Laboratoire de Biologie Computationnelle et Quantitative, CNRS UMR7238, UPMC Univ-Paris 6, Sorbonne Université, 4 place Jussieu, Paris, 75005, France.
Proteins. 2018 Jul;86(7):723-737. doi: 10.1002/prot.25506. Epub 2018 Apr 24.
Protein-protein interactions control a large range of biological processes and their identification is essential to understand the underlying biological mechanisms. To complement experimental approaches, in silico methods are available to investigate protein-protein interactions. Cross-docking methods, in particular, can be used to predict protein binding sites. However, proteins can interact with numerous partners and can present multiple binding sites on their surface, which may alter the binding site prediction quality. We evaluate the binding site predictions obtained using complete cross-docking simulations of 358 proteins with 2 different scoring schemes accounting for multiple binding sites. Despite overall good binding site prediction performances, 68 cases were still associated with very low prediction quality, presenting individual area under the specificity-sensitivity ROC curve (AUC) values below the random AUC threshold of 0.5, since cross-docking calculations can lead to the identification of alternate protein binding sites (that are different from the reference experimental sites). For the large majority of these proteins, we show that the predicted alternate binding sites correspond to interaction sites with hidden partners, that is, partners not included in the original cross-docking dataset. Among those new partners, we find proteins, but also nucleic acid molecules. Finally, for proteins with multiple binding sites on their surface, we investigated the structural determinants associated with the binding sites the most targeted by the docking partners.

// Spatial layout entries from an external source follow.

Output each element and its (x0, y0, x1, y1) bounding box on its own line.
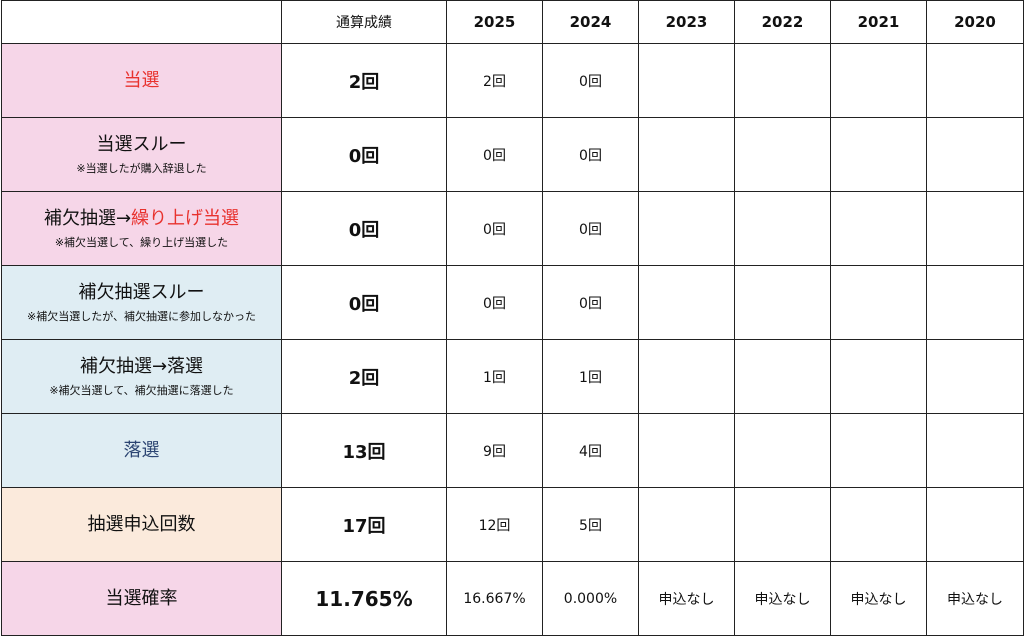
year-cell-2023: 申込なし (638, 561, 735, 636)
row-waitlist-skip: 補欠抽選スルー ※補欠当選したが、補欠抽選に参加しなかった 0回 0回 0回 (1, 265, 1024, 340)
row-win-skip: 当選スルー ※当選したが購入辞退した 0回 0回 0回 (1, 117, 1024, 192)
header-year-2022: 2022 (734, 0, 831, 44)
category-cell: 当選スルー ※当選したが購入辞退した (1, 117, 282, 192)
category-cell: 落選 (1, 413, 282, 488)
header-year-2025: 2025 (446, 0, 543, 44)
year-cell-2020 (926, 413, 1024, 488)
year-cell-2025: 2回 (446, 43, 543, 118)
year-cell-2022 (734, 413, 831, 488)
year-cell-2022 (734, 265, 831, 340)
row-win-rate: 当選確率 11.765% 16.667% 0.000% 申込なし 申込なし 申込… (1, 561, 1024, 636)
year-cell-2022 (734, 487, 831, 562)
row-lost: 落選 13回 9回 4回 (1, 413, 1024, 488)
year-cell-2024: 0回 (542, 265, 639, 340)
year-cell-2021 (830, 43, 927, 118)
year-cell-2025: 16.667% (446, 561, 543, 636)
total-cell: 11.765% (281, 561, 447, 636)
year-cell-2020 (926, 339, 1024, 414)
year-cell-2021 (830, 117, 927, 192)
row-waitlist-lost: 補欠抽選→落選 ※補欠当選して、補欠抽選に落選した 2回 1回 1回 (1, 339, 1024, 414)
year-cell-2024: 0回 (542, 117, 639, 192)
header-year-2023: 2023 (638, 0, 735, 44)
year-cell-2024: 5回 (542, 487, 639, 562)
year-cell-2023 (638, 413, 735, 488)
year-cell-2025: 0回 (446, 265, 543, 340)
year-cell-2021 (830, 413, 927, 488)
year-cell-2025: 1回 (446, 339, 543, 414)
category-title: 抽選申込回数 (87, 513, 196, 535)
year-cell-2020 (926, 191, 1024, 266)
year-cell-2021 (830, 339, 927, 414)
year-cell-2023 (638, 117, 735, 192)
header-year-2020: 2020 (926, 0, 1024, 44)
year-cell-2023 (638, 191, 735, 266)
year-cell-2023 (638, 265, 735, 340)
year-cell-2022 (734, 339, 831, 414)
category-title: 当選 (123, 69, 160, 91)
year-cell-2022: 申込なし (734, 561, 831, 636)
year-cell-2023 (638, 43, 735, 118)
year-cell-2022 (734, 117, 831, 192)
year-cell-2021 (830, 191, 927, 266)
category-cell: 補欠抽選→落選 ※補欠当選して、補欠抽選に落選した (1, 339, 282, 414)
total-cell: 0回 (281, 117, 447, 192)
row-applications: 抽選申込回数 17回 12回 5回 (1, 487, 1024, 562)
year-cell-2024: 0回 (542, 43, 639, 118)
header-total: 通算成績 (281, 0, 447, 44)
category-title: 当選スルー (96, 133, 187, 155)
category-cell: 補欠抽選→繰り上げ当選 ※補欠当選して、繰り上げ当選した (1, 191, 282, 266)
year-cell-2024: 1回 (542, 339, 639, 414)
year-cell-2021: 申込なし (830, 561, 927, 636)
year-cell-2025: 0回 (446, 191, 543, 266)
year-cell-2020 (926, 117, 1024, 192)
row-waitlist-promoted: 補欠抽選→繰り上げ当選 ※補欠当選して、繰り上げ当選した 0回 0回 0回 (1, 191, 1024, 266)
category-title-prefix: 補欠抽選→ (43, 207, 132, 229)
category-title: 当選確率 (105, 587, 178, 609)
year-cell-2021 (830, 265, 927, 340)
year-cell-2025: 0回 (446, 117, 543, 192)
category-note: ※当選したが購入辞退した (76, 162, 207, 176)
category-note: ※補欠当選して、補欠抽選に落選した (49, 384, 234, 398)
category-title: 補欠抽選スルー (78, 281, 205, 303)
category-title: 補欠抽選→繰り上げ当選 (3, 207, 281, 230)
year-cell-2023 (638, 339, 735, 414)
year-cell-2022 (734, 191, 831, 266)
total-cell: 13回 (281, 413, 447, 488)
year-cell-2020 (926, 487, 1024, 562)
total-cell: 17回 (281, 487, 447, 562)
year-cell-2022 (734, 43, 831, 118)
year-cell-2021 (830, 487, 927, 562)
year-cell-2020 (926, 265, 1024, 340)
year-cell-2023 (638, 487, 735, 562)
total-cell: 2回 (281, 339, 447, 414)
category-cell: 当選確率 (1, 561, 282, 636)
total-cell: 0回 (281, 265, 447, 340)
category-cell: 抽選申込回数 (1, 487, 282, 562)
total-cell: 2回 (281, 43, 447, 118)
year-cell-2025: 12回 (446, 487, 543, 562)
header-year-2021: 2021 (830, 0, 927, 44)
category-note: ※補欠当選したが、補欠抽選に参加しなかった (27, 310, 256, 324)
category-title-highlight: 繰り上げ当選 (131, 207, 240, 229)
category-note: ※補欠当選して、繰り上げ当選した (54, 236, 229, 250)
header-year-2024: 2024 (542, 0, 639, 44)
total-cell: 0回 (281, 191, 447, 266)
year-cell-2024: 0回 (542, 191, 639, 266)
category-title: 補欠抽選→落選 (79, 355, 204, 377)
category-cell: 補欠抽選スルー ※補欠当選したが、補欠抽選に参加しなかった (1, 265, 282, 340)
year-cell-2020: 申込なし (926, 561, 1024, 636)
header-empty-cell (1, 0, 282, 44)
year-cell-2020 (926, 43, 1024, 118)
row-win: 当選 2回 2回 0回 (1, 43, 1024, 118)
year-cell-2025: 9回 (446, 413, 543, 488)
year-cell-2024: 0.000% (542, 561, 639, 636)
year-cell-2024: 4回 (542, 413, 639, 488)
category-cell: 当選 (1, 43, 282, 118)
header-row: 通算成績 2025 2024 2023 2022 2021 2020 (1, 0, 1024, 44)
category-title: 落選 (123, 439, 160, 461)
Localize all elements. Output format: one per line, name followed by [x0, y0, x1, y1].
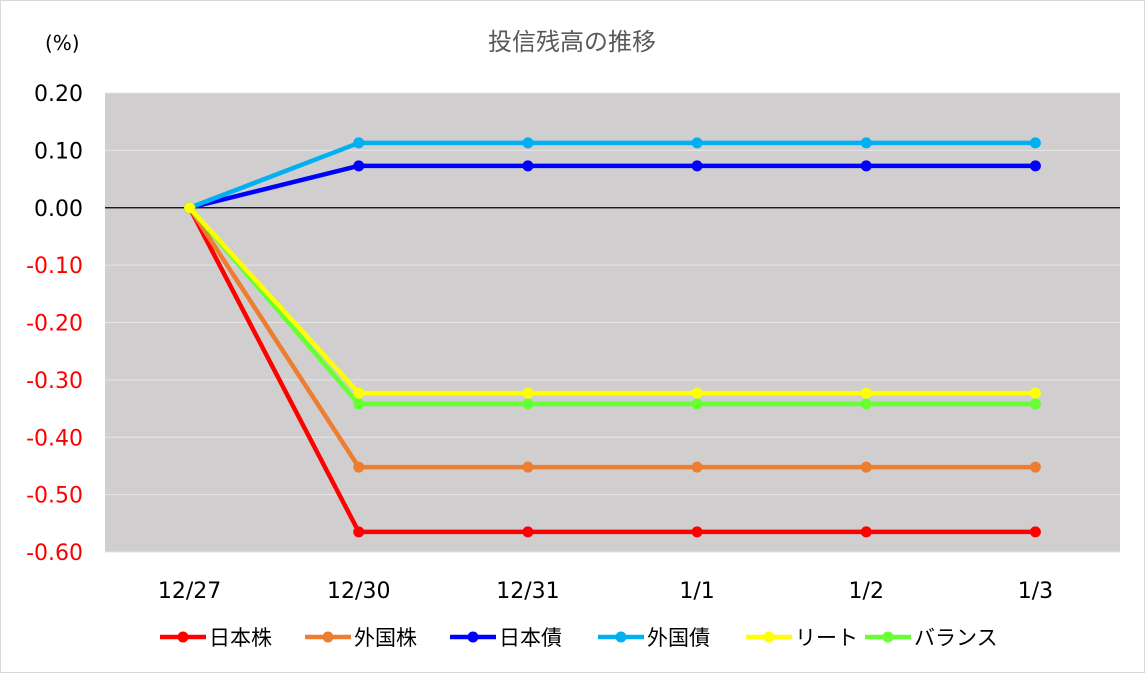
data-point: [353, 461, 365, 473]
data-point: [860, 398, 872, 410]
data-point: [1029, 160, 1041, 172]
data-point: [353, 137, 365, 149]
y-tick-label: -0.60: [26, 541, 83, 566]
legend-label: リート: [795, 626, 858, 650]
data-point: [522, 387, 534, 399]
x-tick-label: 12/30: [327, 579, 390, 604]
y-tick-label: -0.10: [26, 254, 83, 279]
chart-title: 投信残高の推移: [488, 28, 656, 56]
x-tick-label: 12/27: [158, 579, 221, 604]
data-point: [353, 398, 365, 410]
data-point: [522, 160, 534, 172]
data-point: [184, 202, 196, 214]
legend-label: 外国株: [354, 626, 417, 650]
x-tick-label: 1/1: [679, 579, 714, 604]
legend-label: 外国債: [647, 626, 710, 650]
data-point: [691, 160, 703, 172]
data-point: [1029, 526, 1041, 538]
series-line: [189, 163, 1036, 210]
data-point: [353, 526, 365, 538]
data-point: [353, 160, 365, 172]
y-tick-label: -0.40: [26, 426, 83, 451]
legend-marker: [763, 631, 775, 643]
data-point: [522, 526, 534, 538]
legend-marker: [882, 631, 894, 643]
data-point: [691, 398, 703, 410]
y-tick-label: -0.20: [26, 312, 83, 337]
data-point: [691, 461, 703, 473]
data-point: [522, 137, 534, 149]
y-tick-label: 0.10: [34, 139, 83, 164]
data-point: [691, 526, 703, 538]
data-point: [860, 137, 872, 149]
series-line: [187, 206, 1036, 407]
series-line: [187, 206, 1036, 535]
gridlines: [105, 92, 1120, 553]
y-tick-label: 0.20: [34, 82, 83, 107]
legend-label: 日本株: [209, 626, 272, 650]
x-tick-label: 12/31: [496, 579, 559, 604]
legend-item: 日本株: [160, 626, 272, 650]
data-point: [860, 526, 872, 538]
x-axis-ticks: 12/27 12/30 12/31 1/1 1/2 1/3: [158, 579, 1053, 604]
y-unit-label: (%): [45, 31, 80, 55]
legend-label: 日本債: [499, 626, 562, 650]
legend-item: リート: [746, 626, 858, 650]
y-axis-ticks: 0.20 0.10 0.00 -0.10 -0.20 -0.30 -0.40 -0.50 -0.…: [26, 82, 83, 566]
x-tick-label: 1/2: [849, 579, 884, 604]
data-point: [860, 387, 872, 399]
data-point: [860, 160, 872, 172]
legend-marker: [177, 631, 189, 643]
legend-label: バランス: [914, 626, 998, 650]
data-point: [691, 137, 703, 149]
data-point: [522, 398, 534, 410]
y-tick-label: 0.00: [34, 197, 83, 222]
legend-marker: [467, 631, 479, 643]
legend-marker: [322, 631, 334, 643]
data-point: [1029, 387, 1041, 399]
legend-item: 日本債: [450, 626, 562, 650]
series-5: [184, 202, 1041, 399]
data-point: [522, 461, 534, 473]
legend-marker: [615, 631, 627, 643]
legend-item: バランス: [865, 626, 998, 650]
series-line: [187, 206, 1036, 470]
series-line: [188, 140, 1036, 210]
y-tick-label: -0.30: [26, 369, 83, 394]
data-point: [1029, 137, 1041, 149]
series-line: [187, 206, 1036, 396]
legend: 日本株 外国株 日本債 外国債 リート バランス: [160, 626, 998, 650]
y-tick-label: -0.50: [26, 484, 83, 509]
legend-item: 外国株: [305, 626, 417, 650]
x-tick-label: 1/3: [1018, 579, 1053, 604]
series-6: [184, 202, 1041, 410]
data-point: [1029, 398, 1041, 410]
data-point: [1029, 461, 1041, 473]
legend-item: 外国債: [598, 626, 710, 650]
data-point: [860, 461, 872, 473]
data-point: [691, 387, 703, 399]
series-layer: [184, 137, 1041, 538]
data-point: [353, 387, 365, 399]
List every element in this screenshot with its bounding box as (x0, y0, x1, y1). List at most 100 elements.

蛋白质-蛋白质相互作用控制着广泛的生物过程,其鉴定对于理解潜在的生物学机制至关重要。为了补充实验方法,还可以使用计算方法来研究蛋白质-蛋白质相互作用。特别是,对接方法可用于预测蛋白质结合位点。然而,蛋白质可以与许多伴侣相互作用,并且其表面可以呈现多个结合位点,这可能会改变结合位点预测的质量。我们使用两种不同的评分方案评估了对 358 种蛋白质进行完整对接模拟后获得的结合位点预测。尽管总体上具有良好的结合位点预测性能,但仍有 68 种情况与非常低的预测质量相关,其个体特异性-敏感性 ROC 曲线下面积(AUC)值低于随机 AUC 阈值 0.5,因为对接计算可能会导致替代蛋白质结合位点的识别(与参考实验位点不同)。对于这些蛋白质中的大多数,我们表明预测的替代结合位点对应于与隐藏伴侣相互作用的位点,即未包含在原始对接数据集中的伴侣。在这些新伴侣中,我们发现了蛋白质,还有核酸分子。最后,对于其表面具有多个结合位点的蛋白质,我们研究了与对接伴侣最相关的结合位点的结构决定因素。